Starting a new business in the transportation industry is a very wise financial move. The industry is booming and is worth an estimated $1.3 trillion in the United States. This industry, however, is heavily regulated by more than one governing body. That is why before you get underway, you will want to familiarize yourself with these top legal obligations.
Driving Limit Regulations
There are driving limit regulations that are put in place to stop employers from forcing their employees to drive more than 11 hours at a time. Pushing yourself beyond this limit can severely inhibit your driver’s ability to react to dangers on the road, and can even result in them falling asleep at the wheel. A better way to operate is to send two drivers out with every vehicle and have them switch or to give your employees their mandated sleeper break before the 11-hour limit.

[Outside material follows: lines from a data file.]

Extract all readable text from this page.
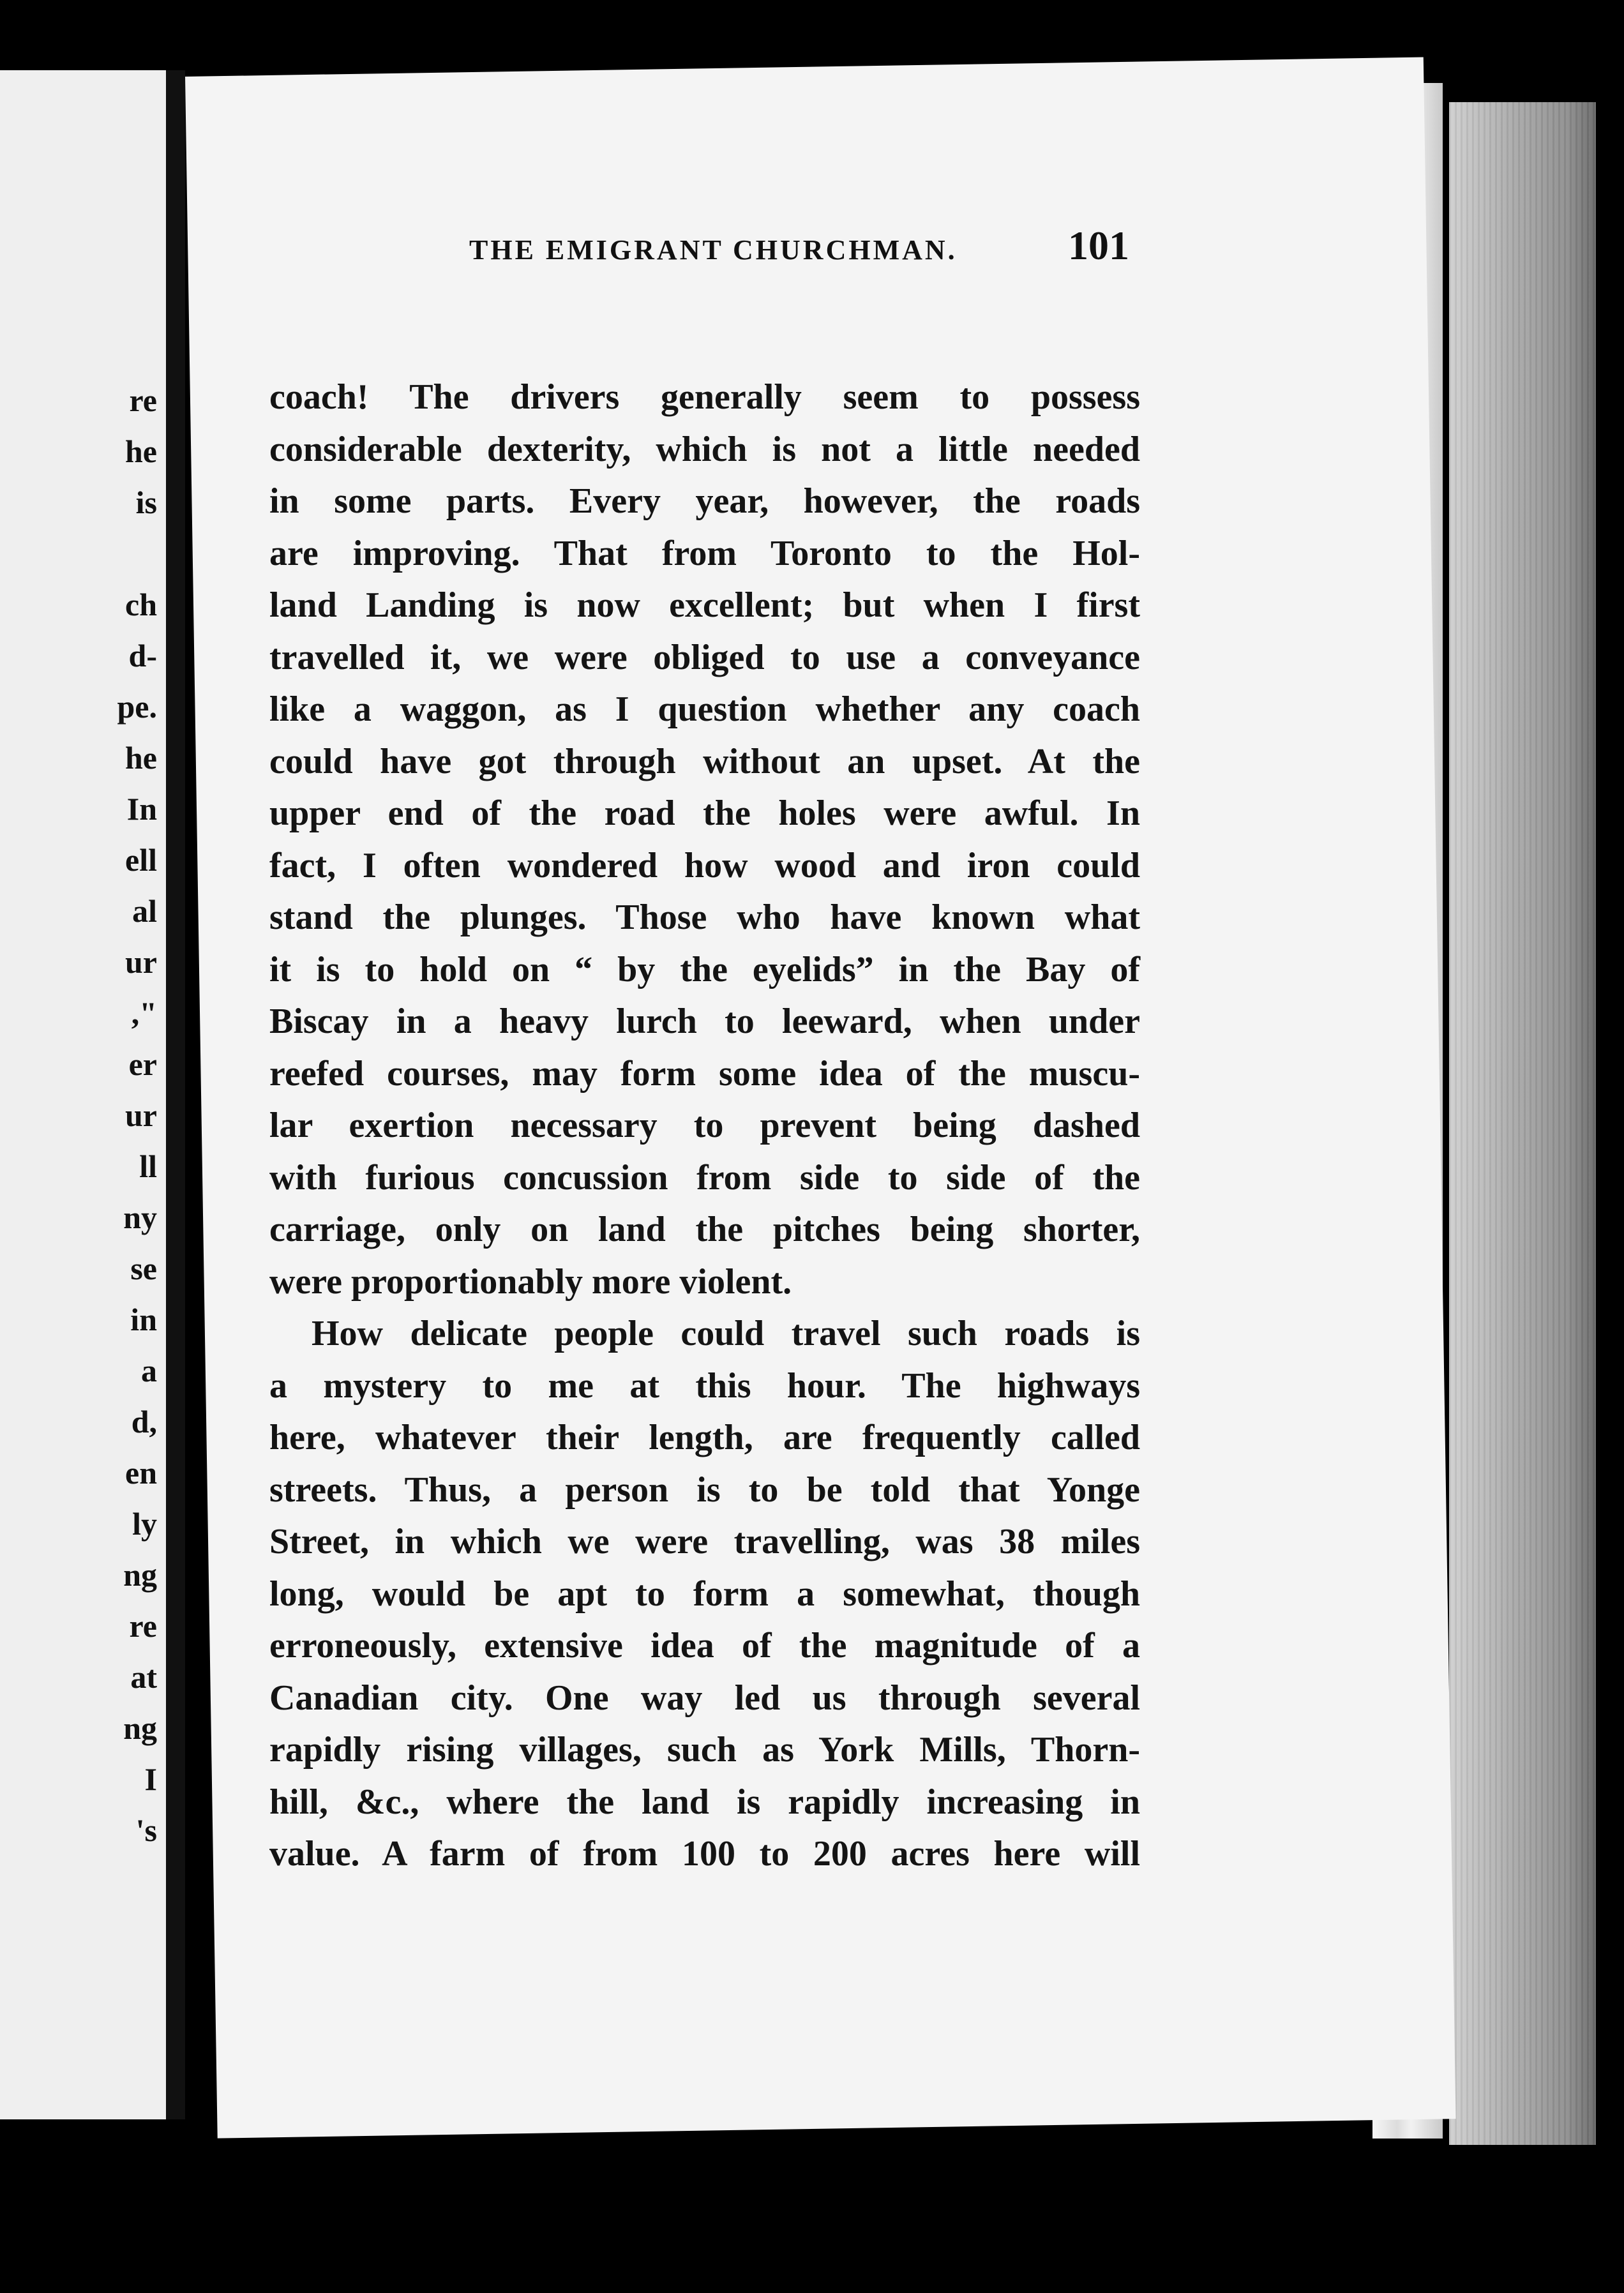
re
he
is
ch
d-
pe.
he
In
ell
al
ur
,"
er
ur
ll
ny
se
in
a
d,
en
ly
ng
re
at
ng
I
's
THE EMIGRANT CHURCHMAN.	101
coach! The drivers generally seem to possess
considerable dexterity, which is not a little needed
in some parts. Every year, however, the roads
are improving. That from Toronto to the Hol-
land Landing is now excellent; but when I first
travelled it, we were obliged to use a conveyance
like a waggon, as I question whether any coach
could have got through without an upset. At the
upper end of the road the holes were awful. In
fact, I often wondered how wood and iron could
stand the plunges. Those who have known what
it is to hold on “ by the eyelids” in the Bay of
Biscay in a heavy lurch to leeward, when under
reefed courses, may form some idea of the muscu-
lar exertion necessary to prevent being dashed
with furious concussion from side to side of the
carriage, only on land the pitches being shorter,
were proportionably more violent.
How delicate people could travel such roads is
a mystery to me at this hour. The highways
here, whatever their length, are frequently called
streets. Thus, a person is to be told that Yonge
Street, in which we were travelling, was 38 miles
long, would be apt to form a somewhat, though
erroneously, extensive idea of the magnitude of a
Canadian city. One way led us through several
rapidly rising villages, such as York Mills, Thorn-
hill, &c., where the land is rapidly increasing in
value. A farm of from 100 to 200 acres here will
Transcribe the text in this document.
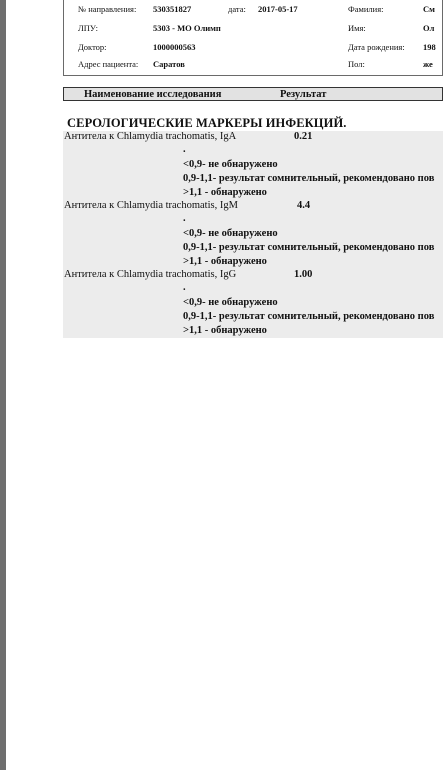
№ направления: 530351827	дата: 2017-05-17	Фамилия:	См
ЛПУ:	5303 - МО Олимп	Имя:	Ол
Доктор:	1000000563	Дата рождения: 198
Адрес пациента: Саратов	Пол:	же
Наименование исследования	Результат
СЕРОЛОГИЧЕСКИЕ МАРКЕРЫ ИНФЕКЦИЙ.
Антитела к Chlamydia trachomatis, IgA	0.21
.
<0,9- не обнаружено
0,9-1,1- результат сомнительный, рекомендовано пов
>1,1 - обнаружено
Антитела к Chlamydia trachomatis, IgM	4.4
.
<0,9- не обнаружено
0,9-1,1- результат сомнительный, рекомендовано пов
>1,1 - обнаружено
Антитела к Chlamydia trachomatis, IgG	1.00
.
<0,9- не обнаружено
0,9-1,1- результат сомнительный, рекомендовано пов
>1,1 - обнаружено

A great way to pass and get through roadside inspections easier is through DVIR compliance. By investing in services and electronic tools that make generating the Driver Vehicle Inspection Report easier, your business can easily show that the vehicles you have on the road have been pre-checked and post-checked every time and shown not to have any maintenance issues.
Commercial Driver’s Licenses
Your drivers will need to have the correct license in every state they operate in. Commercial Driver’s Licenses, or CDLs, can be completed on a full-time basis in 7 weeks, though endorsements should be added to train your drivers on how to handle the specific cargo your company processes.
Federal Licensing and Regulations
All transportation businesses must follow federal law, especially in regards to interstate transportation. This will mean you will want to become familiar with the Department of Transportation (DOT) and keep up to date with any changes to their rules and regulations.
State Licensing and Regulations
You will need to adhere to every state’s law that you operate in. If your business intends to ship items from the east coast to the west coast, you will need to adhere to all the rules, regulations, and laws that apply to every single state you go through.
When dealing with state licensing and regulations, the governing bodies you will often need to work with are:
- Public Utilities Commission
- Department of Motor Vehicles
In particular, your business will need the necessary insurance and intrastate permits that are known colloquially as “Bingo Stamps.”
Towns and cities might have their own set of rules, which will dictate things like which streets you can drive on. They are particularly strict when it comes to passenger transportation services, so be aware of what you need to do to operate in a city before you begin.
The EPA has set regulations that are put in place to keep air pollution as low as possible. They allow offer grants which to replace polluting vehicles with greener alternatives, so get in touch to see if there is anything that can help your company.
Knowing the laws and legal obligations as a transportation business are critical to your success because unless you operate in one city alone, there will be several legal systems you will need to contend with.